Open Profiler offers functions for both technical and business users. It can quickly build statistics that reflects the usability of the information within a database table. As it finds corrupt or inconsistent data, it can scrub bad information from database structures. Additionally, Open Profiler simplifies the repetitive nature of statistical analysis while reducing labor costs and errors.
Getting familiar with Open Profiler
I found it easy to use Open Profiler to find the information needed to perform an analysis of columns. For only a few items did I find myself looking at documentation, and unfortunately was unable to find specifics on how certain aspects fit together. For instance, a metadata repository is supposed to keep a history of profiles, but nowhere did I find how this works.
Data profiling with Open Profiler is easy and is accomplished within a few simple steps. Talend provides executables for Windows, Solaris, Mac OS X, Linux, and AIX. Since I was using Linux I invoked TalendOpenProfiler-linux-gtk-x86 from the command prompt. When the application loads it displays a three-column panel. The left column shows a simple tree structure that allows you to explore and select past data profiling runs and drill down into database connections. The middle work panel is where you build, through selection of databases and objects, the analysis work for a data profiling run. The right help panel provides wizards for defining database connections and analysis runs.
To get started, the first thing you need to do is create a connection to a database by traversing the tree structure in the left panel from Metadata -> DB Connections. Right-click on DB Connections and click on "Create a new connection" to bring up a connection definition screen. Here you can enter the standard connection information for your database. For Oracle, for instance, you must enter in a login, password, hostname, port, and system ID (SID). Once you enter the DB Connection information, Open Profiler allows you to begin drilling down the tree structure, depending on your privileged access to the database. You can traverse through owners, tables, columns, attributes, and views for the specified database connection.
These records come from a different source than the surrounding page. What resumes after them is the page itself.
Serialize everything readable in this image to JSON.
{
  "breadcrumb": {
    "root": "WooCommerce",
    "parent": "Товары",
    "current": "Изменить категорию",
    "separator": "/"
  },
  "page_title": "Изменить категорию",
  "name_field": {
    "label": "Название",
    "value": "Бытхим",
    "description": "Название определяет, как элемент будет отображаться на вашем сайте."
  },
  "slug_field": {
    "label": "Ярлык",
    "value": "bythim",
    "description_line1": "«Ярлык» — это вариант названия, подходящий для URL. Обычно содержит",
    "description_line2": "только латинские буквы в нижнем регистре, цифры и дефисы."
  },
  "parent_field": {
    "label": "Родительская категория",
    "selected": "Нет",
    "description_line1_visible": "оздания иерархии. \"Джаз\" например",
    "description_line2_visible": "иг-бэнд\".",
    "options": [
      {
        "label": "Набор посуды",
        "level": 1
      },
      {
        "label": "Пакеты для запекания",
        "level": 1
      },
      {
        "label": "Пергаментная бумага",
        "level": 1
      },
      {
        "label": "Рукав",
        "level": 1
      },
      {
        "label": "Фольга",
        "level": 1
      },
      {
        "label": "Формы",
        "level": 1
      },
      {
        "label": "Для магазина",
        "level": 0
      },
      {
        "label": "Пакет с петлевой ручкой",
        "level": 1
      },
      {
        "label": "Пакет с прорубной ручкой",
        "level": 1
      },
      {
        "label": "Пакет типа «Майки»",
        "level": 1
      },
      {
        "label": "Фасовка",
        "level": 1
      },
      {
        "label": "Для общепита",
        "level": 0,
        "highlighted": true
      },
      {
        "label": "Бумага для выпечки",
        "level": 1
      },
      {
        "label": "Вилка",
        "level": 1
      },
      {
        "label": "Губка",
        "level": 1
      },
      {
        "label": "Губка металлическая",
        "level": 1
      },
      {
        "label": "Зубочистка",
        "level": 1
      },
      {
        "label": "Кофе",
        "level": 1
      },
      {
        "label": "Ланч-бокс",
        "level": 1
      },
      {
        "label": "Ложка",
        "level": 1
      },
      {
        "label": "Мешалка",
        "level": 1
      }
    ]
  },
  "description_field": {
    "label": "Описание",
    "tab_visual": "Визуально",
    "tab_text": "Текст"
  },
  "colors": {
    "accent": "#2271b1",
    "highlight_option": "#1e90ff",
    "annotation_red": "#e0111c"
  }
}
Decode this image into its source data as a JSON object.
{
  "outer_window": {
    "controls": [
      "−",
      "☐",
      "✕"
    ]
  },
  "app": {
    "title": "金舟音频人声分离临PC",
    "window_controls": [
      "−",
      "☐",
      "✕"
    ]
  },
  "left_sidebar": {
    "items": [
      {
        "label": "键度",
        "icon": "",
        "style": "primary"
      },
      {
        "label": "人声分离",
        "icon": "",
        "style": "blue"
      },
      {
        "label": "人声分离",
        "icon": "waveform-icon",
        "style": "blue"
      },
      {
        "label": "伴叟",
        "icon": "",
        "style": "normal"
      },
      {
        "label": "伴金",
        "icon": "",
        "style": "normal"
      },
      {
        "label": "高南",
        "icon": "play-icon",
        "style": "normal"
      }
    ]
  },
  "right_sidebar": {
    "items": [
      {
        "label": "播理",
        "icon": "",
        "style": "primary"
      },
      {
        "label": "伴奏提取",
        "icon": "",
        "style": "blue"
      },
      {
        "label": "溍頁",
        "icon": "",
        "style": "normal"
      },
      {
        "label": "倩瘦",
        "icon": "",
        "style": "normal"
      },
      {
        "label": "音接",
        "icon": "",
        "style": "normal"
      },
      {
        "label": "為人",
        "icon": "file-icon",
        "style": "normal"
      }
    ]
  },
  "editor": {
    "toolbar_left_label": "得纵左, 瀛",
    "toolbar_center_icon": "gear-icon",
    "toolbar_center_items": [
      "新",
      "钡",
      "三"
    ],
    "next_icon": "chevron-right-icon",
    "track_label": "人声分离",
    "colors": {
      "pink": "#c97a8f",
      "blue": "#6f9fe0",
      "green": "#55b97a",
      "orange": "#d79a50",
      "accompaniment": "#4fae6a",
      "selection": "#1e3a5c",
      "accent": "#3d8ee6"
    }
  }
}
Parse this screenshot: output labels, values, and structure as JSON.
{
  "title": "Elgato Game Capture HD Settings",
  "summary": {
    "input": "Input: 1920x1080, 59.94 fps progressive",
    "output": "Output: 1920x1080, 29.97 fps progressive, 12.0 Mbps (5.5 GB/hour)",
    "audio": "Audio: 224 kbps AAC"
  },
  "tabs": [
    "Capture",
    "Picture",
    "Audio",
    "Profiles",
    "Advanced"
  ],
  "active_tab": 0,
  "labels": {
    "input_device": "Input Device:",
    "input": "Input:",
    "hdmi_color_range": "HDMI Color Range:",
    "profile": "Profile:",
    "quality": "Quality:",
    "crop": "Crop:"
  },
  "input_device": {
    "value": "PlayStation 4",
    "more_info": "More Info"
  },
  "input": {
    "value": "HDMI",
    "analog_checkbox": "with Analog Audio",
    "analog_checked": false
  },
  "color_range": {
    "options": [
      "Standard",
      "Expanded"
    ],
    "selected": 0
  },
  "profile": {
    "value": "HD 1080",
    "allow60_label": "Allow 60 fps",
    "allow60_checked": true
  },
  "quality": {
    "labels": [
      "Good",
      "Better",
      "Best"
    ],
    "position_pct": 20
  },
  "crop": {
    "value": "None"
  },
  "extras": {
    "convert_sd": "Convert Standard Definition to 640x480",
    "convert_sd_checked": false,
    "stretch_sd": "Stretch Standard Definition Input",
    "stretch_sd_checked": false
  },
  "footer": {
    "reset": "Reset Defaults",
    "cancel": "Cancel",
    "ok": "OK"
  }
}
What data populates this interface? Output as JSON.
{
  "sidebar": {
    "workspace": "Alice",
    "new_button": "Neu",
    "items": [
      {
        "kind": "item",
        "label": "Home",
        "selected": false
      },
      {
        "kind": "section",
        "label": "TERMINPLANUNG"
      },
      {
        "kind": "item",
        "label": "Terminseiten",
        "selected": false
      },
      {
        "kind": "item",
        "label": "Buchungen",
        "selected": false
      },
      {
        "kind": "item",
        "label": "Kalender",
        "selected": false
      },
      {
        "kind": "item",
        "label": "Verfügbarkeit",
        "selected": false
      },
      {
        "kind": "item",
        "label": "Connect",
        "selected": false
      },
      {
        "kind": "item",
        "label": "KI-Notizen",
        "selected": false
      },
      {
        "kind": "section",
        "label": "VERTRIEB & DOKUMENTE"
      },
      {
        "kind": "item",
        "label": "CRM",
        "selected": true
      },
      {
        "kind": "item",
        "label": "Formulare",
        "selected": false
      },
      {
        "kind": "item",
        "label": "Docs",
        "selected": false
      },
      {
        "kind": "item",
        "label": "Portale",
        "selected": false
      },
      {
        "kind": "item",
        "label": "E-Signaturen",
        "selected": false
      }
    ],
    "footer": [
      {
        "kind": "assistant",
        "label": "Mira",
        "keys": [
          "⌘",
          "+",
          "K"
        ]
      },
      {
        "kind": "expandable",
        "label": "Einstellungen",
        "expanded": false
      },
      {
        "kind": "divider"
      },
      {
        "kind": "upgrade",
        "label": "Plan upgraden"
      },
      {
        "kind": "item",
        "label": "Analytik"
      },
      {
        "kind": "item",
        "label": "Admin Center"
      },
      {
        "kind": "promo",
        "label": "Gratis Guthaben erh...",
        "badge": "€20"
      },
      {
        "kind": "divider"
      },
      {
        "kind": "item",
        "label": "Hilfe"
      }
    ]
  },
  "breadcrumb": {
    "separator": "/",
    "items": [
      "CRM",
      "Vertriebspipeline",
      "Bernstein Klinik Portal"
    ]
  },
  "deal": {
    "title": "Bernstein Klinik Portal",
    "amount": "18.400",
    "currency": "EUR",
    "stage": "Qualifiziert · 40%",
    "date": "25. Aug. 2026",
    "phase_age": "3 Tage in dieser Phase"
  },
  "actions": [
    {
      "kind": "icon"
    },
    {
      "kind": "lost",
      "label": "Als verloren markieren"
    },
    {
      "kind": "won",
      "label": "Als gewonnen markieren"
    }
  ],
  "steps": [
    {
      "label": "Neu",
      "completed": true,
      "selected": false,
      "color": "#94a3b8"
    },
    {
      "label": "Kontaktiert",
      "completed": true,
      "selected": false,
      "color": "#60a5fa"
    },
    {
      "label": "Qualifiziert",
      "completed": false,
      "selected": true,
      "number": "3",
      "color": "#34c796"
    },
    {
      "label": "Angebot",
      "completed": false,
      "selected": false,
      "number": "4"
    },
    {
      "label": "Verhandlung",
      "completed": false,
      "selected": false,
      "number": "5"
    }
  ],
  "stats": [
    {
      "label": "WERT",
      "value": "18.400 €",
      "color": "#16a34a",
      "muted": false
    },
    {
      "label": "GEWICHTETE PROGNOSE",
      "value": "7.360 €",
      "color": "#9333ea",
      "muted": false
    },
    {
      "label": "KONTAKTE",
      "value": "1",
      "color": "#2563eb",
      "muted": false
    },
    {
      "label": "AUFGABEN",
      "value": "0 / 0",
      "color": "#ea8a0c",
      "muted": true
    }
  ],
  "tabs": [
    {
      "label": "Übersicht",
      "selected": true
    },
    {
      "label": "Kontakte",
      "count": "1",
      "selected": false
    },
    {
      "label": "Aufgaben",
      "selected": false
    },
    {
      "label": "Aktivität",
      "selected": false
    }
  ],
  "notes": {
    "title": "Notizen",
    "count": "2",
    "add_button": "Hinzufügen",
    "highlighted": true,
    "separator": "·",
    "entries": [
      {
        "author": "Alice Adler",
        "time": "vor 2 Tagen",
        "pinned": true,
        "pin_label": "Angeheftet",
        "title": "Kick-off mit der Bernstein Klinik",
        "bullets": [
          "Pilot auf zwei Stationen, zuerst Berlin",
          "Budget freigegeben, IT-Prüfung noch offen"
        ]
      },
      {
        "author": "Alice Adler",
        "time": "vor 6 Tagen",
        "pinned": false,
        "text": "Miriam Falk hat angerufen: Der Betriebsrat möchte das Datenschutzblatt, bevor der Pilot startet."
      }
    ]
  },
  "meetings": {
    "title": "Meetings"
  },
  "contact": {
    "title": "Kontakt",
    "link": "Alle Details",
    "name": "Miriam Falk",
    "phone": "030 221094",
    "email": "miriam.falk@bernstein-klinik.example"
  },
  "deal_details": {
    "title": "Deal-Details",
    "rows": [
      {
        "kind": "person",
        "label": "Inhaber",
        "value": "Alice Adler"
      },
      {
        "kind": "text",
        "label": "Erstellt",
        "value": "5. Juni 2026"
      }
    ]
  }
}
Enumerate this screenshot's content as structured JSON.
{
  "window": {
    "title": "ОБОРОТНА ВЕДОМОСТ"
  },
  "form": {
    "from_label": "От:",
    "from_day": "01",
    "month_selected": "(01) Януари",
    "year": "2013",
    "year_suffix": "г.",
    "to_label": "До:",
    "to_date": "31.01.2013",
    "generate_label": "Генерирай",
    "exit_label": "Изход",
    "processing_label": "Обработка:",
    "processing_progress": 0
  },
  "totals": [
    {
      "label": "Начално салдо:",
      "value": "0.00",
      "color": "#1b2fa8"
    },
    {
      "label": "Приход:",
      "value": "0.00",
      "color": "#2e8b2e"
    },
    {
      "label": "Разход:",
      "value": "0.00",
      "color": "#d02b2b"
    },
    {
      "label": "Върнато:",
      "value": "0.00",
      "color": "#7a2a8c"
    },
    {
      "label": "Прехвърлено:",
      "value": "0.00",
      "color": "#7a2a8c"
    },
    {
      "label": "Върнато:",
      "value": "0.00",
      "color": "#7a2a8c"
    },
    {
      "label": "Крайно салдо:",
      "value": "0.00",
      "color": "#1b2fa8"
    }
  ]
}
Once you've made a database connection you can being analyzing data in tables, which is the main purpose of this tool. As you traverse the tree structure you find the table you want to analyze, expand the tables columns, then highlight the columns to include for analysis. Right-click on them to bring up the option to analyze, then the Create New Analysis screen. Here you define the type of statistics to run on your selected columns by selecting indicators for each column, which will enable you to choose the type of statistics to use (Simple, Text, Summary, or Advanced). You can then run the analysis. For assistance in these steps, Talend provides the Open Profiler Getting Started Guide, which walks you through these steps and gives you an understanding of the options involved. I wish this manual went a bit more in depth, but it will get you started quickly.
I tested Talend Open Profiler on a CentOS 5 system configured with Java version 1.6.0_06, Perl v5.8.8, and an Oracle 11g database. The download and installation process was quick and easy; from download to GUI took about 10 minutes.
In my testing, the refresh rate could have been a bit better. I noticed some table, view, and column counts that did not seem to be updated until I traversed out and then back into the tree structure. And I'd like to see Talend add support for database connections besides Oracle and MySQL.
Data analysts, DBAs, and business professionals constantly investigate the validity of data. Usually the investigation requires not only a specialized skill set but also a highly paid technical professional or expensive tool set. Talend Open Profiler effectively brings the data closer to business users through a common interface with analysts and DBAs.